Vale lembrar que na origem, a sentença da morte só foi pronunciada contra os homens depois do pecado de Adão nosso primeiro pai. Pois Deus não fez a morte (Sb 1, 13); ele havia criado o homem para a incorruptibilidade, e a morte, qual a experimentamos, só entrou no mundo pela inveja do demônio (Sb 2, 23s). O domínio dela sobre nós tem, portanto, um valor de sinal: “ele patenteia a presença do pecado aqui na terra”.
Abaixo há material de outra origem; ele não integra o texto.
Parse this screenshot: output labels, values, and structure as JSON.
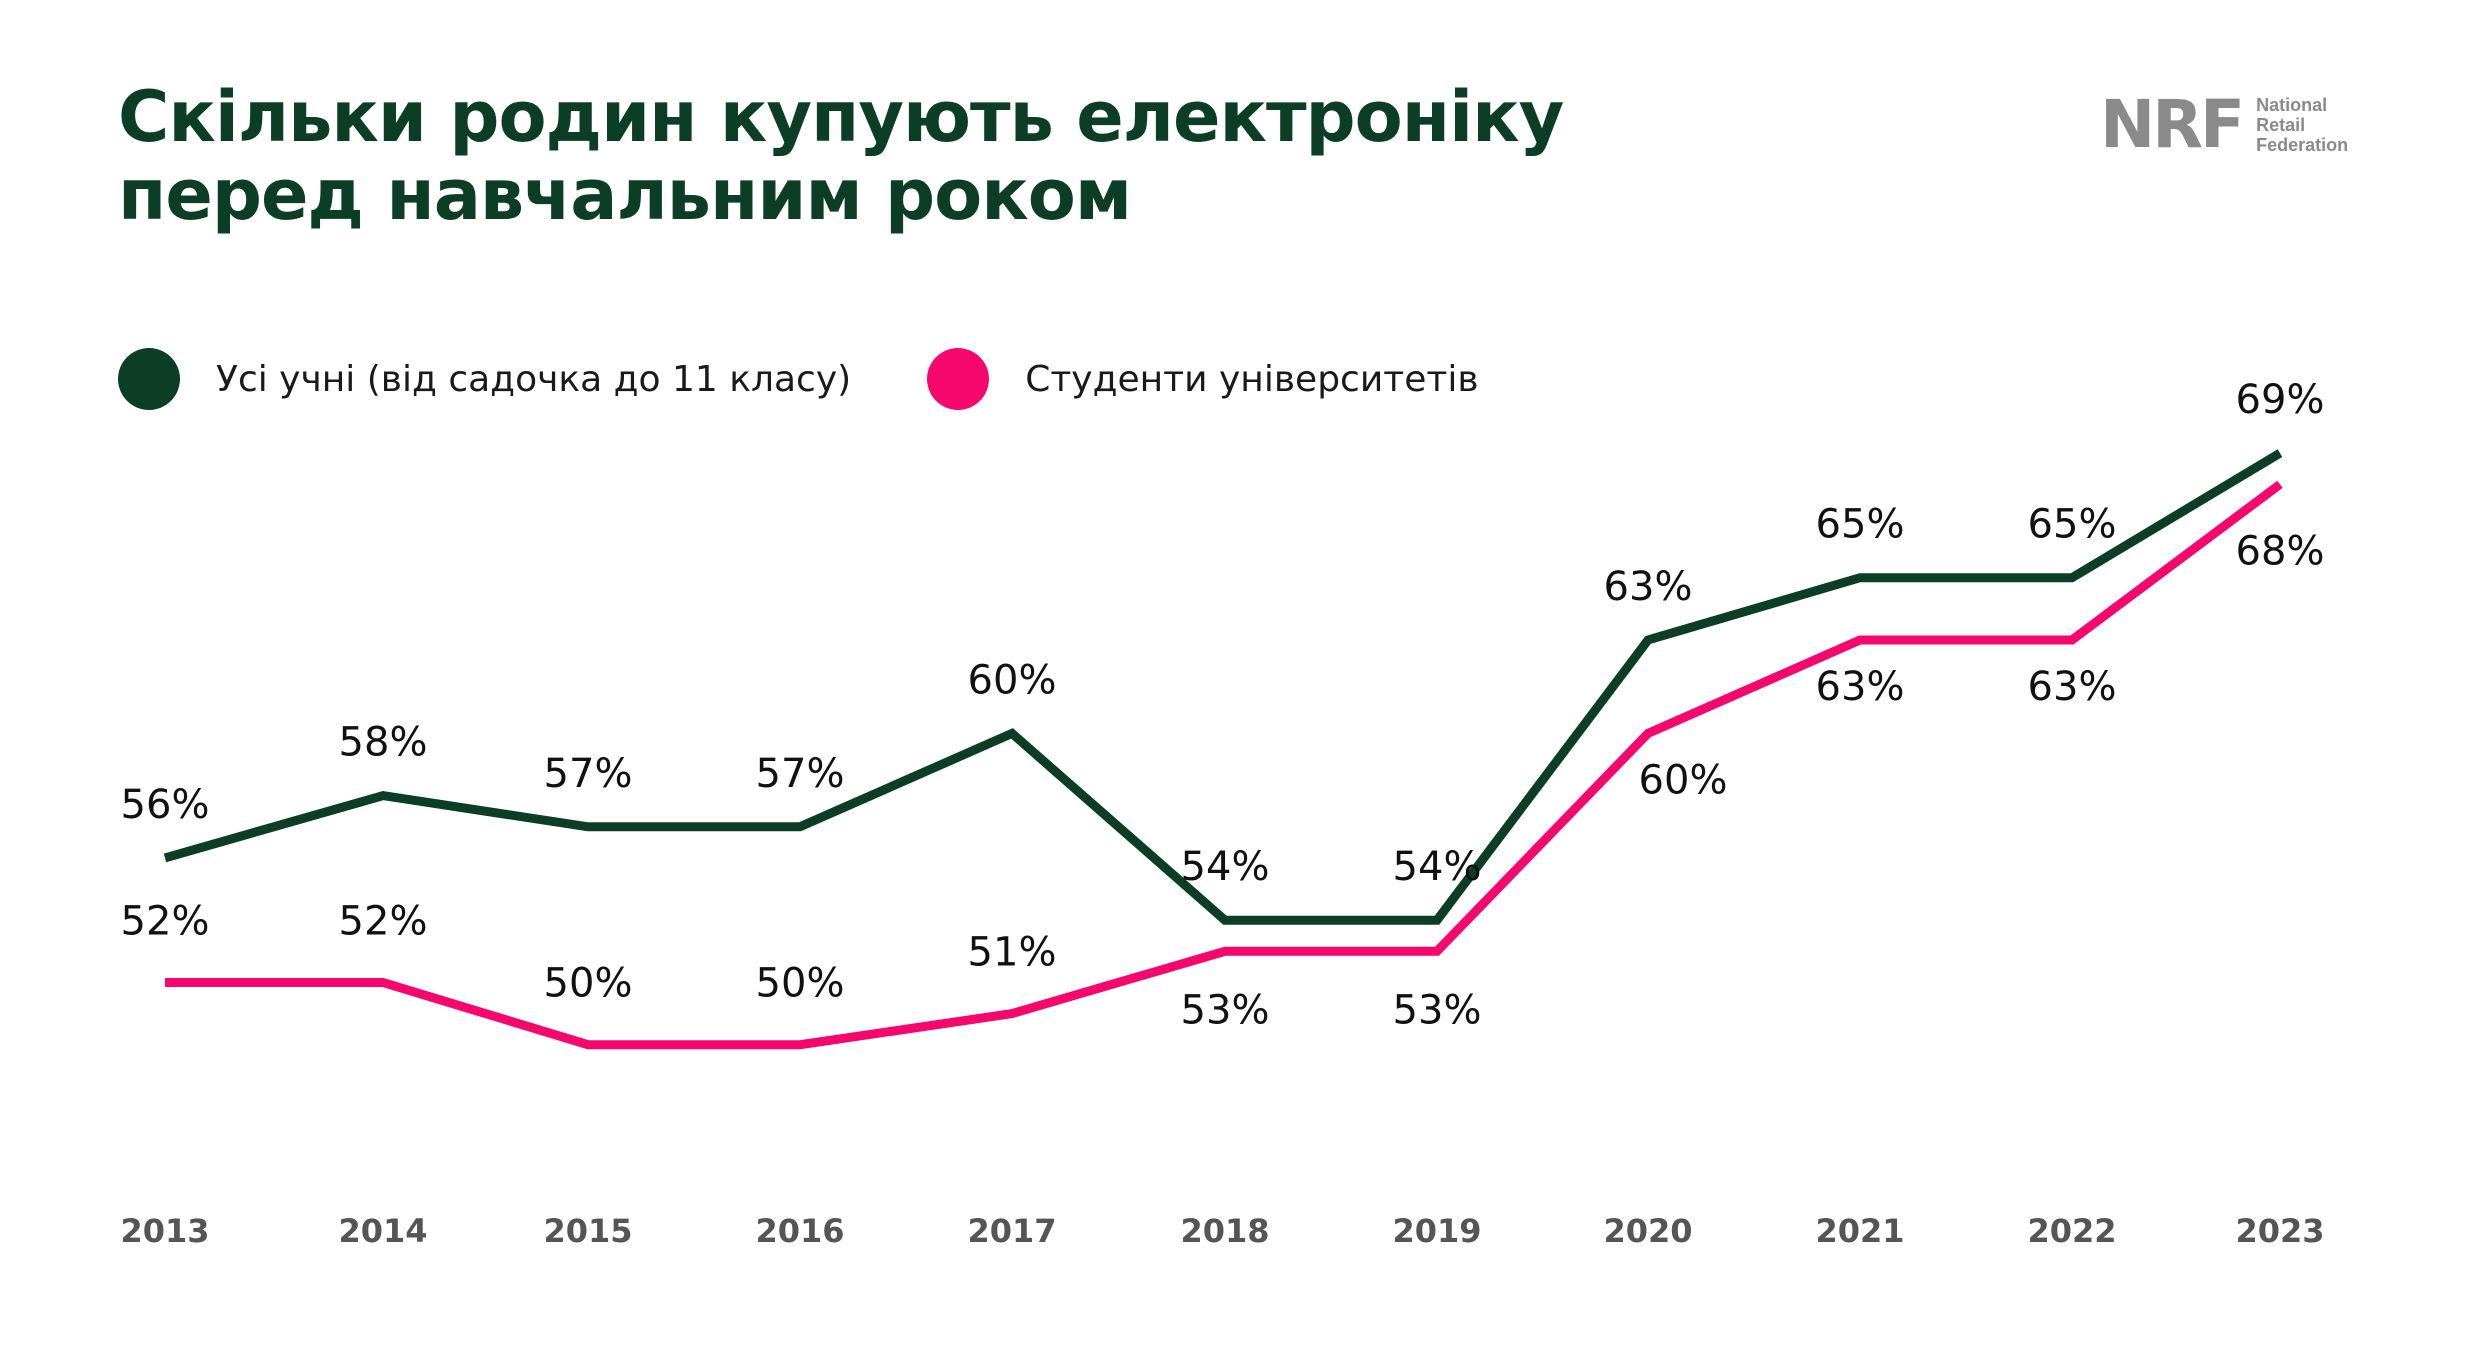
{
  "header": {
    "title_line1": "Скільки родин купують електроніку",
    "title_line2": "перед навчальним роком"
  },
  "logo": {
    "mark": "NRF",
    "line1": "National",
    "line2": "Retail",
    "line3": "Federation"
  },
  "chart_data": {
    "type": "line",
    "title": "Скільки родин купують електроніку перед навчальним роком",
    "categories": [
      "2013",
      "2014",
      "2015",
      "2016",
      "2017",
      "2018",
      "2019",
      "2020",
      "2021",
      "2022",
      "2023"
    ],
    "series": [
      {
        "name": "Усі учні (від садочка до 11 класу)",
        "color": "#0c3d25",
        "values": [
          56,
          58,
          57,
          57,
          60,
          54,
          54,
          63,
          65,
          65,
          69
        ],
        "labels": [
          "56%",
          "58%",
          "57%",
          "57%",
          "60%",
          "54%",
          "54%",
          "63%",
          "65%",
          "65%",
          "69%"
        ]
      },
      {
        "name": "Студенти університетів",
        "color": "#f5076e",
        "values": [
          52,
          52,
          50,
          50,
          51,
          53,
          53,
          60,
          63,
          63,
          68
        ],
        "labels": [
          "52%",
          "52%",
          "50%",
          "50%",
          "51%",
          "53%",
          "53%",
          "60%",
          "63%",
          "63%",
          "68%"
        ]
      }
    ],
    "unit": "%",
    "grid": false,
    "legend_position": "top-left",
    "xlabel": "",
    "ylabel": ""
  }
}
Nos dizeres do teólogo Leonardo Boff no artigo intitulado A transfiguração na morte ele diz: “o sentido que damos a morte é o sentido que nós damos a vida. Se decidirmos que a vida se resume entre o nascimento e a morte e esta detém a última palavra, então a morte ganha um sentido, diria, trágico, porque com ela tudo termina no pó cósmico. Mas se interpretarmos a morte como uma invenção da vida, como parte da vida, então não a morte, mas a vida constitui a grande interrogação”. A vida não se acaba na morte. Para Francisco de Assis, por exemplo, a morte é “a porta da vida “, isso é, o ingresso ao mundo que não conhece a morte, onde não há o tempo, mas só a eternidade. Como nos fala Jó: “Eu mesmo o verei...” (Jo 19, 27a)
Dessa forma, a tradição franciscana pode contribuir com a troca de uma visão de que a morte é o fim último, para uma visão mais celebrativa da mesma. Francisco, diante da morte que todos abominam chegou a louvar a própria morte e convidou-a com hospitalidade: “Bem-vinda seja a minha irmã morte” (2Cel 217). Podemos intuir que Francisco de Assis não morre a sua morte, mas a morte de Jesus”. Enquanto os frades choravam, ele celebrava; Pediu pão, abençoou-o, partiu, deu para os presentes e ainda pediu que lesses o Evangelho de São João que dizia: “Antes do dia da festa da Páscoa...”. Sua liberdade era tal que desejava se unir totalmente a Deus e, esta “passagem” é a única forma para entrar nessa comunhão total.
João no Evangelho de hoje nos esclarece que Jesus veio fazer a vontade do Pai e a vontade Dele é não perder ninguém e o ressuscitar no último dia. Portanto, não é do interesse de Deus a morte, mas a vida que levamos aqui na terra. São Bernardo de Claraval afirmava que a nossa vida nesse mundo é semente da eternidade, por isso, devemos cuidar para não perdermos a “esperança da feliz ressurreição”. Se a morte nos entristece e nos deixa entregues a dor, a promessa da imortalidade consola. Como nos diz Dom Pedro Casaldáliga, a alternativa cristã é: ou a vida ou a ressurreição. E como herdeiro da tradição franciscana afirmo: Deus só conhece a vida. Viva a vida!